2024 konnte auf der offiziellen Meldeplattform gegenüber dem Vorjahr eine deutliche Zunahme von Meldungen verzeichnet werden, die sich als positiv erwiesen haben ( Tabelle 1 ). Die Steigerung von 43  % auf 73  % richtig erkannter Insekten lässt auf eine gute Sensibi­lisierung und eine bessere Information der Bevölkerung und der Imkerschaft schliessen. In den schon länger betroffenen Kantonen war die Positivrate bedeutend höher als in denen, die erst vor kurzem in Kontakt mit der Asiatischen Hornisse gekommen sind.
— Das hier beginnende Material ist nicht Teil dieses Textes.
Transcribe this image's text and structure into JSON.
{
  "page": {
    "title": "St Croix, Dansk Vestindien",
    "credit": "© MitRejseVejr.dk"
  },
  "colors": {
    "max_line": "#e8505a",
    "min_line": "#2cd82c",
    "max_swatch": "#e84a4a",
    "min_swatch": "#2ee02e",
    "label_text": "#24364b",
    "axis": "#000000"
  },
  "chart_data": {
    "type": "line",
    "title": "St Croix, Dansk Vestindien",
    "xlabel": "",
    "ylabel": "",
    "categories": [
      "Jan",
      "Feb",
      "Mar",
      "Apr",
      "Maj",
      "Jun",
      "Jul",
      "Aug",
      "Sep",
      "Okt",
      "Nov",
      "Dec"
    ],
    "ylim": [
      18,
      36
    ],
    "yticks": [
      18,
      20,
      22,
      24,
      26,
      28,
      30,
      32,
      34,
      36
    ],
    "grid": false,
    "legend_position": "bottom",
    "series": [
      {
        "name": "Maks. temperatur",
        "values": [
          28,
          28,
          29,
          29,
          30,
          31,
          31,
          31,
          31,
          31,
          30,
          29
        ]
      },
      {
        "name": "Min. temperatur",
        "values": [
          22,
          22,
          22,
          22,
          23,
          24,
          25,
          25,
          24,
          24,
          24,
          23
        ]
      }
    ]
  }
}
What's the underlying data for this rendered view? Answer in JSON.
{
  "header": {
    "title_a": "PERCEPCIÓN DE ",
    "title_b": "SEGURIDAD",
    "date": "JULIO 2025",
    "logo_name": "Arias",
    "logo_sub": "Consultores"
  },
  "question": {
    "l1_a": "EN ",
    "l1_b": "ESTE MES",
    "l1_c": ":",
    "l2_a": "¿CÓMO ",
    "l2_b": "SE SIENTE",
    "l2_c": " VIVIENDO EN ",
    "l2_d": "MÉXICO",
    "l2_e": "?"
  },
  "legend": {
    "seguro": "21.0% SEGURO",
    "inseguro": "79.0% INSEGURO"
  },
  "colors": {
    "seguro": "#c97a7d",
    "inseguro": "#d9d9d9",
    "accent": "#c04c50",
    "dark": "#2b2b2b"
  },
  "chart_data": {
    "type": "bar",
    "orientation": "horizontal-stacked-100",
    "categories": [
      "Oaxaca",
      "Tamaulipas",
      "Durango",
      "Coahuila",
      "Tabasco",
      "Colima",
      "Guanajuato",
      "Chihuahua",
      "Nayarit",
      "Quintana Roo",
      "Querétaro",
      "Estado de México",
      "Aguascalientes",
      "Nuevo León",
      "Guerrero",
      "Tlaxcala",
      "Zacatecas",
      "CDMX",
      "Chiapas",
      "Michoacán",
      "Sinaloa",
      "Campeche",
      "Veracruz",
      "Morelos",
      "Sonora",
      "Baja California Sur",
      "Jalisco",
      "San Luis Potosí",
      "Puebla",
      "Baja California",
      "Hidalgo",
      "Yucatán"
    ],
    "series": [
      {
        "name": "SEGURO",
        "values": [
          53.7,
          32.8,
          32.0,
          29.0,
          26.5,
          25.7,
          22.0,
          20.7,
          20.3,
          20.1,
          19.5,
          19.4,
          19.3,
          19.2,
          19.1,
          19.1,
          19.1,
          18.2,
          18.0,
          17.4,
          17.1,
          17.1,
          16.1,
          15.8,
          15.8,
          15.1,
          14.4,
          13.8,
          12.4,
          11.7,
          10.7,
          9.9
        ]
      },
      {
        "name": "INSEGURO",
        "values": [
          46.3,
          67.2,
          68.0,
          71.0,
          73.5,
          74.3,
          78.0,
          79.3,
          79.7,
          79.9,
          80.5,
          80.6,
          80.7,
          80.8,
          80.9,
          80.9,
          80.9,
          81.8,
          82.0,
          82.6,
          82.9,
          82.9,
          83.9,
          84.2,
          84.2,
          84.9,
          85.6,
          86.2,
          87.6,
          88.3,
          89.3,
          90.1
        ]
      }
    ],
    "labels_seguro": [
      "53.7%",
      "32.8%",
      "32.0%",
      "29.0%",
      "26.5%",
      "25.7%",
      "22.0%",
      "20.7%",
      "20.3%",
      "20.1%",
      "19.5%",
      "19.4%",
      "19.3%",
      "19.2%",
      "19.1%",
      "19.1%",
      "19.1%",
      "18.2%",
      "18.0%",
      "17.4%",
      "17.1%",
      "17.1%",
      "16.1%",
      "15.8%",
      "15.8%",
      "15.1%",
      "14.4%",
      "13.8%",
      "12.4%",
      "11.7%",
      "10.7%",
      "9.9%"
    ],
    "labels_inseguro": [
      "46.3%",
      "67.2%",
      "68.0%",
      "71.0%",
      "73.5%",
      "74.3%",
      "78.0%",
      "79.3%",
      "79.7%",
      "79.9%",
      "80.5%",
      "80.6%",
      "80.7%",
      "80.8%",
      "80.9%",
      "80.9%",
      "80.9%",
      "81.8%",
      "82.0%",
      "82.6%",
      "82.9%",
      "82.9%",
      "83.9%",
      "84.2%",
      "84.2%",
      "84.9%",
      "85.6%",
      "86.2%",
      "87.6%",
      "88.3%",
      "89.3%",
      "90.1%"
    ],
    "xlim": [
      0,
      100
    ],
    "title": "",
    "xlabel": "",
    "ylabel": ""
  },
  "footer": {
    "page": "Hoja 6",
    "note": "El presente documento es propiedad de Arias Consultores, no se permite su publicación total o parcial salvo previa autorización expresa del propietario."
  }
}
Wurden 2023 in 11 Kantonen Nester ge­funden und entfernt, war dies im vergangenen Jahr bereits in 14 Kantonen der Fall. Freiburg, St. Gallen und das Wallis sind dazugekommen.

Nestsuche und Bekämpfung

Eine effektive und einfache Möglichkeit zum Eindämmen der Ausbreitung ist die Entdeckung und Zerstörung von Primärnestern. Da diese oft in Siedlungsnähe und in von Menschen errichteten Strukturen gebaut werden, sollte nebst den Imkerinnen und Imkern auch die Bevölkerung miteinbezogen werden. Werden diese Nester entdeckt, können sie oft kostengünstig und teilweise ohne Einsatz von Insektiziden beseitigt werden. So kann der Entwicklung von grossen Populationen mit deutlich spürbaren Folgen für Umwelt und Bienen erfolgreich entgegengewirkt werden.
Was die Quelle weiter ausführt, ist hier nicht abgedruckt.